Data captured with CWR is highly valuable for creating and validating simulation models. Accurate waveform recordings make it possible to compare simulated results with real-world performance, ensuring models reflect the actual conditions of the electrical installation. Using these models, corrective actions to mitigate PQ issues can be determined, such as adjustments in power factor correction equipment or filter installation. Simulations based on CWR data support predictive maintenance by identifying patterns in electrical behavior that indicate potential equipment failures or PQ degradation. When such disturbances or failures occur, CWR provides detailed data on the precise moment and nature of the event, making recreation and exploration of the underlying causes possible. Incorporating real-time CWR makes it possible to update models dynamically and reflect constant change in loads, power generation, and system configurations.
This is vital for systems In which conditions evolve quickly, such as renewable energy installations or highly variable industrial loads. System performance can be optimized by testing different configurations, load management strategies, or equipment upgrades to enhance power quality and efficiency. Over time, CWR provides a historical record of PQ and electrical performance. Such long-term data is valuable for simulations that need to account for trends, such as equipment aging, seasonal load variations, or gradual PQ degradation caused by increased harmonic content or load growth. Long-term waveform data enables simulations to predict future performance and plan upgrades or retrofits accordingly.

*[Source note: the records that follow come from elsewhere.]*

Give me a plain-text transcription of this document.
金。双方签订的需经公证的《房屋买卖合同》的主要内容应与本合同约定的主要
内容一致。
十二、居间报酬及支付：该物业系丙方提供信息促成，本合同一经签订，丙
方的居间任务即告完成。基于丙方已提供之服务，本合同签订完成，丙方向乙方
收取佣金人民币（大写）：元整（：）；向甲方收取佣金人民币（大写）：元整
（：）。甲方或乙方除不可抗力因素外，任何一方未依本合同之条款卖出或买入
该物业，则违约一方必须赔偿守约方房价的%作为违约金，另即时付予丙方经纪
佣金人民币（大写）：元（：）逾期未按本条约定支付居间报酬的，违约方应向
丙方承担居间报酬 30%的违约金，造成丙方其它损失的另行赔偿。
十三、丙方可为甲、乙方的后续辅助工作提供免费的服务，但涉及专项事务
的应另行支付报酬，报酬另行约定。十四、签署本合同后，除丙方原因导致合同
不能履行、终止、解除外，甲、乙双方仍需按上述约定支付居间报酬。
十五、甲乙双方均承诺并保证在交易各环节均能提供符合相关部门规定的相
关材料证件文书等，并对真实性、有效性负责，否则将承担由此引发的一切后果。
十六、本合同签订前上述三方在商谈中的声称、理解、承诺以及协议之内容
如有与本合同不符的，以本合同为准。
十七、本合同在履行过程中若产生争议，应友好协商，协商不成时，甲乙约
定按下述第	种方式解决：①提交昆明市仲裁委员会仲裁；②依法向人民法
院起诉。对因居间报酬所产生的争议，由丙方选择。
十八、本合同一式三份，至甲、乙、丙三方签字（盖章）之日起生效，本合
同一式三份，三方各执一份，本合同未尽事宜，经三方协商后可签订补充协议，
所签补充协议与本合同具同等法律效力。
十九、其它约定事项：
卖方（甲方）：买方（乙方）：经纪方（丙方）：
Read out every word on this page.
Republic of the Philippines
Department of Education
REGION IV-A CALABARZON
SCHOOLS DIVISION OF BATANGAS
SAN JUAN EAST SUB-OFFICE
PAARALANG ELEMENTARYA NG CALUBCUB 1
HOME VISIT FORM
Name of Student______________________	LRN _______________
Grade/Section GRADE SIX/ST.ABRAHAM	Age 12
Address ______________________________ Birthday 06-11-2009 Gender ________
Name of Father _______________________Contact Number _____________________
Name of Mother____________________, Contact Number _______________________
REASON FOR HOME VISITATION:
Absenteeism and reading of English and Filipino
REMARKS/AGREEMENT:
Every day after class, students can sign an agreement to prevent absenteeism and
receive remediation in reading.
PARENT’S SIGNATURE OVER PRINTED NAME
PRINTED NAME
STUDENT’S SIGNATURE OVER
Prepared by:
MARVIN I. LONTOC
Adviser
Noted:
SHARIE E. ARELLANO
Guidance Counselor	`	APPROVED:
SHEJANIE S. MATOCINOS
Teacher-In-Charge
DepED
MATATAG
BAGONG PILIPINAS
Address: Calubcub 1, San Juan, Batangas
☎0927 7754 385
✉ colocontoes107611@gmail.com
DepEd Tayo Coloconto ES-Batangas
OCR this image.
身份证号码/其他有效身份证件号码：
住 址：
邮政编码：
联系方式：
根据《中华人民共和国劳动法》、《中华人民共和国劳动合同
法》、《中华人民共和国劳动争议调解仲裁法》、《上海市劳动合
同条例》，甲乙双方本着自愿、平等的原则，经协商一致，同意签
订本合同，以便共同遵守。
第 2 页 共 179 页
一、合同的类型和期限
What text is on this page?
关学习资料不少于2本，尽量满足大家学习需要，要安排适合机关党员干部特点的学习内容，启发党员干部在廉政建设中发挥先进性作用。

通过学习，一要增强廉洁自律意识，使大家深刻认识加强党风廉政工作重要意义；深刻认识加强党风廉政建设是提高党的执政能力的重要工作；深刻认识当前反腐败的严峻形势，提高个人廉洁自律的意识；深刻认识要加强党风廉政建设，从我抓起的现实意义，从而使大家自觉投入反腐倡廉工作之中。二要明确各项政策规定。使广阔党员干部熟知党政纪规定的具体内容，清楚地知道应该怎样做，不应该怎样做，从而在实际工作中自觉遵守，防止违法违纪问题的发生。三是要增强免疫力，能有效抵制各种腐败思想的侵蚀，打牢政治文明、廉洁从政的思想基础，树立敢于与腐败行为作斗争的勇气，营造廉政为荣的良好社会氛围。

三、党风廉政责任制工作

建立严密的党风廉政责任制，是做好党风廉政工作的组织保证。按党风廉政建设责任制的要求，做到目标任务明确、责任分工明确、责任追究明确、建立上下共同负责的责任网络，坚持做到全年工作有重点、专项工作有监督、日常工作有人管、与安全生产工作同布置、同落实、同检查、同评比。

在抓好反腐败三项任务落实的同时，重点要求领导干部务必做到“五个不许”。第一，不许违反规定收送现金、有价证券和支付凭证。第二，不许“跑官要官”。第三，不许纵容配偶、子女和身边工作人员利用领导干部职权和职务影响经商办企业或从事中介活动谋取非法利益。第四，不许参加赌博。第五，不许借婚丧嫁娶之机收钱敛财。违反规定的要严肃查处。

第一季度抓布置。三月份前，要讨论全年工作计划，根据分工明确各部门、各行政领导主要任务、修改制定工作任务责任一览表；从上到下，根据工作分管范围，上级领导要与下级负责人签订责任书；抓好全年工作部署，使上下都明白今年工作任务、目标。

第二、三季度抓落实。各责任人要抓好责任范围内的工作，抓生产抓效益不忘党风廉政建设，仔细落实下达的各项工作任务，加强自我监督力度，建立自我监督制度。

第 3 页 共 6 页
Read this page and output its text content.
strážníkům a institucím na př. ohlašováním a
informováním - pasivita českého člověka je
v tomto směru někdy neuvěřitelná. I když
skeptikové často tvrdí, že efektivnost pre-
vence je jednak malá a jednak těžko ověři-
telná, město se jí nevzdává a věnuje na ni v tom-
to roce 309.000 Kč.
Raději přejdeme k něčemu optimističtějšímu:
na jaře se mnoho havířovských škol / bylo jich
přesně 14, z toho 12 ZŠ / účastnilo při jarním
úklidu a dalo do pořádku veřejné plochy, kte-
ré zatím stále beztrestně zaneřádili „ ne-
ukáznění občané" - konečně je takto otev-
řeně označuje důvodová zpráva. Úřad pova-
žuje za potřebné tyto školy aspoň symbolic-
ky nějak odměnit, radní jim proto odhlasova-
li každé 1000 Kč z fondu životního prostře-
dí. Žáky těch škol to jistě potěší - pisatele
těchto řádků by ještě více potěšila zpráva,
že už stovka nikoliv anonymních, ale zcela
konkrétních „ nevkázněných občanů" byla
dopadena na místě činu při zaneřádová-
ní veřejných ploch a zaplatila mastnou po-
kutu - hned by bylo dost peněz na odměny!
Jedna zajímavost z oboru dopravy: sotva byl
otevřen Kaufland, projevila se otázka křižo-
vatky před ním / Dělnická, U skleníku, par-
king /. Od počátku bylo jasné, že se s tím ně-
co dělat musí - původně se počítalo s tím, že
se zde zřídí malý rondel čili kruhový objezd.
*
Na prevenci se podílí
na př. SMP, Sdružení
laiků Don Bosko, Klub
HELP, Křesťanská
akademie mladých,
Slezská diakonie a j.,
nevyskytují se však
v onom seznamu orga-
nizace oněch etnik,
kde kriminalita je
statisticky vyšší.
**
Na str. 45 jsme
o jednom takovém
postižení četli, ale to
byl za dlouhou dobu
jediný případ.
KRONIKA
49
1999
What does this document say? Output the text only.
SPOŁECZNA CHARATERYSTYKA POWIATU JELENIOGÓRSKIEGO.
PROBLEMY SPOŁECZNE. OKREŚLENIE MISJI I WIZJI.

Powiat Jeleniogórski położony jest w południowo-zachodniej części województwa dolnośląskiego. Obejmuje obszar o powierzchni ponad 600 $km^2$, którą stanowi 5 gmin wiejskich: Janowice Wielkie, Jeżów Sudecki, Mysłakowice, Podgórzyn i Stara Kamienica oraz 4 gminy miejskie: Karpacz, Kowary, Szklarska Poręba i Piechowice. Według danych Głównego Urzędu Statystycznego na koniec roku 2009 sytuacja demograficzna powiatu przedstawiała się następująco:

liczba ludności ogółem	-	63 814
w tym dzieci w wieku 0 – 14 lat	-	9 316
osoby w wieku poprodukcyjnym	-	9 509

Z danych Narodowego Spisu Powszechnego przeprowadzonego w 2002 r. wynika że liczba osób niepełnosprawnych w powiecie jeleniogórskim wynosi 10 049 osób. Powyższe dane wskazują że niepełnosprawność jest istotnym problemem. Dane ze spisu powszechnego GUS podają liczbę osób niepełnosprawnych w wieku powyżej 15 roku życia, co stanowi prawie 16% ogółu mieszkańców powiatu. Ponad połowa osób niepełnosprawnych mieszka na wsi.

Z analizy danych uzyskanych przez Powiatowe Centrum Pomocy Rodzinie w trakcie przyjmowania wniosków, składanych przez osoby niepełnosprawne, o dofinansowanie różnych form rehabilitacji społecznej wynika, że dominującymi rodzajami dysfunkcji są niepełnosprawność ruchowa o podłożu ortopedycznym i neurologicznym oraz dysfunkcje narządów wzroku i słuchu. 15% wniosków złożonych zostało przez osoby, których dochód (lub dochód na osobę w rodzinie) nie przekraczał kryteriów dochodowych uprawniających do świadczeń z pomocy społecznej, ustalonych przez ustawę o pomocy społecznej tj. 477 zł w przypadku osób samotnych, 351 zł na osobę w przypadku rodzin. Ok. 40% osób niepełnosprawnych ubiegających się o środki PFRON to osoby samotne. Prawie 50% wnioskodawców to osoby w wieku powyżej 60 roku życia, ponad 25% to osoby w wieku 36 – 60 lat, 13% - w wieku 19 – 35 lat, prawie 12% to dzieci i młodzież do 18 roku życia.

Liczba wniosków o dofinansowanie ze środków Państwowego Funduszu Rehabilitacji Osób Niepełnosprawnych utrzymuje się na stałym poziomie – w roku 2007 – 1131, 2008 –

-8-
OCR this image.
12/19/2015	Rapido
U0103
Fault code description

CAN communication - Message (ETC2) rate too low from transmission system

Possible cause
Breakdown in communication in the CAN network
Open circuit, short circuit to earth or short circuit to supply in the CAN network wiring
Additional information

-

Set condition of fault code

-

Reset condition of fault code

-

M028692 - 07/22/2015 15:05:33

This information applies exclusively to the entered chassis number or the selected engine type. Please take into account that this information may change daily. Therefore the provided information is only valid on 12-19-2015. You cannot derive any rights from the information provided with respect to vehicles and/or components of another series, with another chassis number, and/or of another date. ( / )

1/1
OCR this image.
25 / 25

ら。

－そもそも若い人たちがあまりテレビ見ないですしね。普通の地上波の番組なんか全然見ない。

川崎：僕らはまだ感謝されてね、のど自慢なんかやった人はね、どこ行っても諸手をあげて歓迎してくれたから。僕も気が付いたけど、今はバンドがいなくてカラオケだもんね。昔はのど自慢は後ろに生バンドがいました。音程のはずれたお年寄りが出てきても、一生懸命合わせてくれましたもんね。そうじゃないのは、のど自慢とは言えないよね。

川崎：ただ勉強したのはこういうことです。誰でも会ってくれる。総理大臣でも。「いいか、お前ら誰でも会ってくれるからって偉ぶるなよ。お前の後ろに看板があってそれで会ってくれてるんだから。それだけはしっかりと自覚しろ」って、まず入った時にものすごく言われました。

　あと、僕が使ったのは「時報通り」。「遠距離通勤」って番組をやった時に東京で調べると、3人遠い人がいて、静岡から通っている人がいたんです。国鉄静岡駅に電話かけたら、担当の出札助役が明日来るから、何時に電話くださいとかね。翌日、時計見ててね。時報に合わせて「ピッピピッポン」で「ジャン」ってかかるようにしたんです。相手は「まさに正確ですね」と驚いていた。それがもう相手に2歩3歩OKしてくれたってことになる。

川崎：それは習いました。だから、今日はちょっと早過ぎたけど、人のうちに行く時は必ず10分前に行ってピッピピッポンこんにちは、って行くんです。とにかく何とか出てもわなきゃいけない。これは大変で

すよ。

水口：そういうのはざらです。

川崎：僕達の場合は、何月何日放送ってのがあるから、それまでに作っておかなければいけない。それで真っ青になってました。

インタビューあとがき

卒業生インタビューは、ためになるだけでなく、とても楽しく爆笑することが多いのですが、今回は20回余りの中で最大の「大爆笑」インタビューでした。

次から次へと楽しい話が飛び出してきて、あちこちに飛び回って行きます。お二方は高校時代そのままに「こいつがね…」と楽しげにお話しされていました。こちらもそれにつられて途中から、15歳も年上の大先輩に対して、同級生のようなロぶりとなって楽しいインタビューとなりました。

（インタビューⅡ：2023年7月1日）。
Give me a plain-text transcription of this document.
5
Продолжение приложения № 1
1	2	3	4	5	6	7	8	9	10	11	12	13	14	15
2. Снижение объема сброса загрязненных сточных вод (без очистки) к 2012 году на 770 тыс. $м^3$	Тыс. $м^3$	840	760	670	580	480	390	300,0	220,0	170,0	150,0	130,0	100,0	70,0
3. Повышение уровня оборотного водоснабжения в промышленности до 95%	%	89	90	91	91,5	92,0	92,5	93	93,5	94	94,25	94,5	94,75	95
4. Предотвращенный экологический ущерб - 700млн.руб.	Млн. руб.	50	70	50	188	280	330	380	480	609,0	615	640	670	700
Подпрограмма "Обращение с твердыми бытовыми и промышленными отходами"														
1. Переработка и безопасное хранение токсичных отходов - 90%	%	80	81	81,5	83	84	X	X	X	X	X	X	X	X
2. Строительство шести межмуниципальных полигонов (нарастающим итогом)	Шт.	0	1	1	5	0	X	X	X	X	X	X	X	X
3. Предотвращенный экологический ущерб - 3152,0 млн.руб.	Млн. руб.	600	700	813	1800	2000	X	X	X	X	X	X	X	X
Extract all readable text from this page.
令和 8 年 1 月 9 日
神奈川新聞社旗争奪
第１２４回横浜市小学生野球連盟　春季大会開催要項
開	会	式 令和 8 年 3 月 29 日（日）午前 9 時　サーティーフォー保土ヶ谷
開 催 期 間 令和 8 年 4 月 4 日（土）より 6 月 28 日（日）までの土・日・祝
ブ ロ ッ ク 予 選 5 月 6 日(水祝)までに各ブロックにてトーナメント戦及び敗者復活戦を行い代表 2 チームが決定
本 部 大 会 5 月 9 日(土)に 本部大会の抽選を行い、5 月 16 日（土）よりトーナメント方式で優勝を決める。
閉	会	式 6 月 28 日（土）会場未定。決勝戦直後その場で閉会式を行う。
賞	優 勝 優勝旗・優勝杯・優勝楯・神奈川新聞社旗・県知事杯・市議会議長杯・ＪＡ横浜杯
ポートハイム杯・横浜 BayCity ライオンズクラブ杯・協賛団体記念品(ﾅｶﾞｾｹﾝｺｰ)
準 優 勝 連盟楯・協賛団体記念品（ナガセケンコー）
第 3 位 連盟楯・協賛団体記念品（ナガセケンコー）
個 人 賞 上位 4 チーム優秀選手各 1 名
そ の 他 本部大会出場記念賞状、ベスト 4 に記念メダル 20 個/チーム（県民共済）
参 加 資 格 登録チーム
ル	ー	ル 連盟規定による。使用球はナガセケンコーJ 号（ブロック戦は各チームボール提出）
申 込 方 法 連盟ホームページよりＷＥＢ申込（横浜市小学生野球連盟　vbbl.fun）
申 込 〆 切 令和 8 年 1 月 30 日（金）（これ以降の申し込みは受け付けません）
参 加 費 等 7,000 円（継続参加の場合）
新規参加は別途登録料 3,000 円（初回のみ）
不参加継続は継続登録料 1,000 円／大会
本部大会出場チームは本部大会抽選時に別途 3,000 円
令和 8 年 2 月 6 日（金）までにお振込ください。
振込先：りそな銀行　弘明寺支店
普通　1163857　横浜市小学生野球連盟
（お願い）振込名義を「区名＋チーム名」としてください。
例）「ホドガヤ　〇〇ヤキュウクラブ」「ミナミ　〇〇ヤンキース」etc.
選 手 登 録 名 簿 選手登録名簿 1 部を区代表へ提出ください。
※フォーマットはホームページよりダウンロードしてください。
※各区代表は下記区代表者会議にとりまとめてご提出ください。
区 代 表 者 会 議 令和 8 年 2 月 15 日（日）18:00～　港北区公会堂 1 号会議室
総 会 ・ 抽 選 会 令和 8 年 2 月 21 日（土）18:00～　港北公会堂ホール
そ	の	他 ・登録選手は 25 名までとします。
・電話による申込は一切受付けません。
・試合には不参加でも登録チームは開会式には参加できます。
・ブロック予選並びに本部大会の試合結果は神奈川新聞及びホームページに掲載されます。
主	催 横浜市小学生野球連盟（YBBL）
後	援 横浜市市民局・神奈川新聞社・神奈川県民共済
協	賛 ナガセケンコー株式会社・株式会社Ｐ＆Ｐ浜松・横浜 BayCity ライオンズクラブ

CWR offers significant benefits for enhancing simulations, but there are also several challenges. For one thing, CWR generates truly enormous amounts of data. Managing, storing, and analyzing this effectively is a challenge, especially in large-scale installations. Data needs to be carefully interpreted, and possible filtered or condensed, before it can be useful in simulations. Identifying the most critical parameters and extracting actionable insights from waveform recordings requires expertise in PQ analysis as well as simulation modeling. It’s also vital that CWR data integrates smoothly with simulation software, and that results reflect real-world dynamics as precisely as possible.
In short…
Simulations are essential for ensuring optimal PQ in electrical installations, which is crucial for reliable and efficient operation. They help predict system behavior, prevent disturbances, improve energy efficiency, and ensure regulatory compliance. However, challenges related to model accuracy, complexity, and data analysis need to be carefully overcome to make simulations effective. If these are dealt with appropriately, simulations provide substantial benefits, from reducing risks and costs to improving system performance and reliability.
Continuous Waveform Recording plays an essential role in enhancing the accuracy, reliability, and effectiveness of simulations, modeling, and analysis in important ways. By providing ongoing, real-time, high-resolution data electrical parameters, CWR enables more precise modeling and validation, thus helping identify and troubleshoot PQ issues, while supporting predictive maintenance and dynamic adjustments.